Bandahara negara ini menegaskan, pergeseran risiko, tantangan inflasi, dan pengetatan moneter ini menimbulkan situasi pilihan kebijakan (policy trade-off) yang sangat sulit, yang dihadapi oleh semua negara di dunia.
Pilihan kebijakan tersebut adalah, apakah segera mengembalikan stabilitas harga atau mengendalikan inflasi yang berarti pengetatan moneter dan fiskal yang akan memberikan dampak negatif terhadap pertumbuhan, atau tetap mendukung akselerasi pemulihan ekonomi setelah terpukul pandemi.

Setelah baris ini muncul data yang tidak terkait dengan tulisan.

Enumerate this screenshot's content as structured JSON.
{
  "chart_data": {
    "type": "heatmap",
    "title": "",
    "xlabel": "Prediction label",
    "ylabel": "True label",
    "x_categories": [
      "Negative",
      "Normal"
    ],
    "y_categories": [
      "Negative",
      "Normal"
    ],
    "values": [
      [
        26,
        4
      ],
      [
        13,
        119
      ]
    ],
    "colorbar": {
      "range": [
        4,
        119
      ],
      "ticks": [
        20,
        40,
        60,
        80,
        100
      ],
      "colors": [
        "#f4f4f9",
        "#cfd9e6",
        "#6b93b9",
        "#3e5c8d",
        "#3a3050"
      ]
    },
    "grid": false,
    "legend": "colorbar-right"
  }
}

"Jika tidak terkelola, risiko global ini akan menggiring kepada kondisi stagflasi, yaitu fenomena inflasi tinggi dan terjadinya resesi seperti yang pernah terjadi di Amerika Serikat pada periode awal 1980-an dan 1990-an," ujar Menkeu.
Kondisi stagflasi akan memberikan imbas negatif luar biasa ke seluruh dunia, terutama terhadap negara-negara berkembang dan emerging market.
Advertisement
Ekonomi Global Diproyeksi Terkoreksi 0,8 Persen Imbas Perang Rusia-Ukraina
Sebelumnya, akibat perang Rusia-Ukraina, perekonomian global terkoreksi 0,8 persen dari proyeksi di akhir tahun lalu. Semula pertumbuhan ekonomi global tahun 2022 diproyeksikan mampu tumbuh 4,4 persen, namun akibat konflik tersebut diramal ekonomi global hanya bisa tumbuh 3,6 persen.
"Perekonomian global terkoreksi akibat geopolitik, terkoreksi 0,8 persen dari 4,4 persen menjadi 3,6 persen," kata Kepala Badan Kebijakan Fiskal, Kementerian Keuangan, Febrio Kacaribu dalam konferensi pers APBN KiTa, Jakarta, Rabu (20/4).
Meski begitu, kata Febrio, penurunan proyeksi tersebut tidak lantas memukul pertumbuhan ekonomi negara-negara dunia. Sebab setiap negara memiliki dampak yang berbeda akibat konflik tersebut.
"Secara distribusi tidak semua negara terdampak besar secara uniform, terutama negara seperti Indonesia. Kita relatif aman," kata dia.
Bahkan akibat konflik ini Indonesia diuntungkan dari sisi penerimaan negara. Konflik tersebut membuat harga komoditas khususnya energi melonjak tajam. Sehingga penerimaan negara bertambah.
"APBN kita menikmati windfall yang relatif signifikan," kata dia.
Untuk itu, proyeksi pertumbuhan ekonomi Indonesia tetap akan terjaga di 4,8 persen sampai 5,5 peren. Hal ini sesuai proyeksi yang dibuat IMF untuk Indonesia yakni tumbuh di 5,6 persen sampai 5,4 persen.
"IMF lebih optimis dari pemerintah, tapi kita konservatif dengan keadaan yang ada saat ini, dimana APBN bisa punya kemampuan sebagai syok absorber dari lonjakan harga komoditas," katanya.